Hace pocos días, un grupo multidisciplinar de científicos radicados en Estados Unidos y Canadá ha dado a conocer los resultados de su estudio sobre el tema. La publicación, aparecida en la revista Nature, tiene por título (perdonad la infame traducción): "Los circuitos motores y del miedo del cerebro regulan los leucocitos durante el estrés agudo".
Según sus datos, varias regiones del cerebro son las responsables de la distribución espacial e incluso la activación de los leucocitos (las defensas) en todo el cuerpo durante una situación de estrés.
Mediante experimentos ingeniosos, siempre en modelos animales, estos investigadores han demostrado que los circuitos motores que, según me explica la neurocientífica Laura Otero, tienen su inicio en el cerebro son capaces de inducir una rápida movilización de "antidisturbios" desde el sitio donde se generan, la médula ósea, hacia los tejidos periféricos donde pueden ser útiles para combatir una infección.
Pero no sólo eso. Algunas regiones del cerebro, como el hipotálamo paraventricular, sintetizan hormonas capaces de controlar la reubicación espacial de otros "antidisturbios". Estas reubicaciones de las células defensivas controladas por el cerebro nos indican claramente una relación entre el órgano rector y el sistema inmunológico.

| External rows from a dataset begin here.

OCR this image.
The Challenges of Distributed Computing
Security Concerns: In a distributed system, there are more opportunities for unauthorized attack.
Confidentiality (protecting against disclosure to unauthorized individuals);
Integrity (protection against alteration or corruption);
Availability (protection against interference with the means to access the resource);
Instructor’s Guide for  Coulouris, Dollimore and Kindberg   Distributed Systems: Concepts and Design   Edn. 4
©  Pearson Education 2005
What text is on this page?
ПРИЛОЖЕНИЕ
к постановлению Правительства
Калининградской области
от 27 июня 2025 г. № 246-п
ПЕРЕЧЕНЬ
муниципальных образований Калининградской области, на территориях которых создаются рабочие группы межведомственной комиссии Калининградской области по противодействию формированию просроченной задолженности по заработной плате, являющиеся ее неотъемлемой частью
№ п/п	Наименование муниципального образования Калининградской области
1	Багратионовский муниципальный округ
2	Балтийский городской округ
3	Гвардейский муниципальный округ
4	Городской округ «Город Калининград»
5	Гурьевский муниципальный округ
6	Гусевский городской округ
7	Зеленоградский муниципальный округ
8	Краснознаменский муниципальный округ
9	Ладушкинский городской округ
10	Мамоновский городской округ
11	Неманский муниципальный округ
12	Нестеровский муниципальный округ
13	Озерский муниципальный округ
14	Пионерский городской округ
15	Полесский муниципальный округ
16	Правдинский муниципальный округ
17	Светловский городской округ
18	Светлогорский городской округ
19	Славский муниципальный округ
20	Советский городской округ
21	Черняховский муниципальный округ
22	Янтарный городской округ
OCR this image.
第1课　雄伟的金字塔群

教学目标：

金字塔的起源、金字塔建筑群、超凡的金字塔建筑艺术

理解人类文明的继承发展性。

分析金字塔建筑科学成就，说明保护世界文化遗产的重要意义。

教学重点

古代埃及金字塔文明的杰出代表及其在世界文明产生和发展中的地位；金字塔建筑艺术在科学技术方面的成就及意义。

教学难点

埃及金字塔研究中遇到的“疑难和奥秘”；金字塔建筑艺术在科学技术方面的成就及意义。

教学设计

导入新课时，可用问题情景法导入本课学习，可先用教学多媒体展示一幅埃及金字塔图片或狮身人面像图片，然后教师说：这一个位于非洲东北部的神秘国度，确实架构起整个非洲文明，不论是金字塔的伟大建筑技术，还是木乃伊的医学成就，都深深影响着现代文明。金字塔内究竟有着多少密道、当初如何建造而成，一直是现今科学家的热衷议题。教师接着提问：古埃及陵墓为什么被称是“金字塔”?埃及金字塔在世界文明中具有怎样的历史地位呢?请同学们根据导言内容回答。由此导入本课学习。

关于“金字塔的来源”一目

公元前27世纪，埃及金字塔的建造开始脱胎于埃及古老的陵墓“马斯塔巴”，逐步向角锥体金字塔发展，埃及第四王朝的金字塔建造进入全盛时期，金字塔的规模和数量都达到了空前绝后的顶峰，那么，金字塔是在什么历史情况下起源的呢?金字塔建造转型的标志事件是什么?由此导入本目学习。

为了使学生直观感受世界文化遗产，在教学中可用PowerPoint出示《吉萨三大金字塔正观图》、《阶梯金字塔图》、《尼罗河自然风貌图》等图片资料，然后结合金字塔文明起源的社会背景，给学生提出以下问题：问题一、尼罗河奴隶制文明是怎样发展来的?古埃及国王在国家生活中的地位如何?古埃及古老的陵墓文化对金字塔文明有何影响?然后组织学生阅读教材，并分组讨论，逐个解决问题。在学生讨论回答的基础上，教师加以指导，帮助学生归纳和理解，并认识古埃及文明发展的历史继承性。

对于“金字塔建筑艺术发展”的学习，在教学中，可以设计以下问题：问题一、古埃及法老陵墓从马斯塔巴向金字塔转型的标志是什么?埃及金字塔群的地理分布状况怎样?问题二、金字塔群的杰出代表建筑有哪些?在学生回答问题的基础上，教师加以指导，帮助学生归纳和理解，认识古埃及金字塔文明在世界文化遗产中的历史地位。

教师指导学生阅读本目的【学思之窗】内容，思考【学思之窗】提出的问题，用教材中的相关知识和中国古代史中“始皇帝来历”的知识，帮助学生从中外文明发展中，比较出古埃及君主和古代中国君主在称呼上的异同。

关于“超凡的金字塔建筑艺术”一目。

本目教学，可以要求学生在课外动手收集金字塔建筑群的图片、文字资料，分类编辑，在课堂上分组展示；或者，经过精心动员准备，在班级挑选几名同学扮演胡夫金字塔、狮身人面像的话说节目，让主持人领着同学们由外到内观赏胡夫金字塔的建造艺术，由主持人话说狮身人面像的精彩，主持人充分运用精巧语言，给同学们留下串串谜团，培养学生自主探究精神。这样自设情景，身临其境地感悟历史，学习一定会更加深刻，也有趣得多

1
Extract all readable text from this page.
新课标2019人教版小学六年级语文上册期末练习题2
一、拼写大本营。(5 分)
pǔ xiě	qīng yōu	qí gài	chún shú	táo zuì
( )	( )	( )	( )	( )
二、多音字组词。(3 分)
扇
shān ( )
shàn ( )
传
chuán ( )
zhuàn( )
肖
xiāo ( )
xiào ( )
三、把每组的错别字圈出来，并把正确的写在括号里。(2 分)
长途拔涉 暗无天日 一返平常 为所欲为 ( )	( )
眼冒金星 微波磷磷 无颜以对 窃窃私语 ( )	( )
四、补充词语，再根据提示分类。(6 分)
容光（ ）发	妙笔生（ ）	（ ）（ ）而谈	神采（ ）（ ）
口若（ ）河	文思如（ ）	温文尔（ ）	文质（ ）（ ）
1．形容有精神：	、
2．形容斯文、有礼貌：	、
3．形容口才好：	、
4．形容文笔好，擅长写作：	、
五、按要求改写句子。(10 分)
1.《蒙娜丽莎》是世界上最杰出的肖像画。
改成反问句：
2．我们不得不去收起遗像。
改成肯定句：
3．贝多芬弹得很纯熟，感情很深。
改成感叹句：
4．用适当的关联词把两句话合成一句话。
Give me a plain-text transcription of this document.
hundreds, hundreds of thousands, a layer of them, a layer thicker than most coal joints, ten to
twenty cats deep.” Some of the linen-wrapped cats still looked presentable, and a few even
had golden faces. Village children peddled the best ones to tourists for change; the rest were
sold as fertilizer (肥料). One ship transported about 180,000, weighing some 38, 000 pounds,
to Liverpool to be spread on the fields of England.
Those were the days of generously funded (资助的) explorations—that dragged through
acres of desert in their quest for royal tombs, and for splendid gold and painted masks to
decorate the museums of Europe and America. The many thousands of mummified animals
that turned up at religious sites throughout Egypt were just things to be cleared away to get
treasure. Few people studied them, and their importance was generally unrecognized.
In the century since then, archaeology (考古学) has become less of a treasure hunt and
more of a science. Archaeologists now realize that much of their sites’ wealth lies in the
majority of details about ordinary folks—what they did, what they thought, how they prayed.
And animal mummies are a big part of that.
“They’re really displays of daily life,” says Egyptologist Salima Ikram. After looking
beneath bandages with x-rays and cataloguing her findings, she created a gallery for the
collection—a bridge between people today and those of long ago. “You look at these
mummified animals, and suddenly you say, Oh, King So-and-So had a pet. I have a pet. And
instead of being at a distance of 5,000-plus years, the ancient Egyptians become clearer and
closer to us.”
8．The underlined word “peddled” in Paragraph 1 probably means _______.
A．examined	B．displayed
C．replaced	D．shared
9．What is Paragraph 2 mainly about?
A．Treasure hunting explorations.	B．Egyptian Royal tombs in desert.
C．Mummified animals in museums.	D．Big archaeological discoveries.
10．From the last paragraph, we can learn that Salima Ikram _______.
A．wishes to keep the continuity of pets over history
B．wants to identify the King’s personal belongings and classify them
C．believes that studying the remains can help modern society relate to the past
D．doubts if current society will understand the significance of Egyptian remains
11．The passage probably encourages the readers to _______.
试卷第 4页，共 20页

Es muy interesante comprobar que el estrés agudo es capaz de reprogramar y dirigir a las defensas hacia el sitio donde se necesitan. Pero también llama la atención el frenado que se produce en las defensas mediado por neuronas en situación de estrés. Esto último es un mecanismo que parece protegernos de lo que llamamos autoinmunidad, fenómeno en el que nuestras defensas nos atacan.
Los autores del elegante trabajo que te estoy comentando, van un poco más allá y sugieren que el deterioro de las defensas que se produce en algunos pacientes infectados con virus SARS-CoV-2 se podría explicar de esta manera.
Como si de magia se tratase, estos resultados muestran que el cerebro modula la acción de las defensas durante el estrés psicológico, calibrando la capacidad del sistema inmunológico para responder a las amenazas que nos encontramos. Pero no es magia, es ciencia.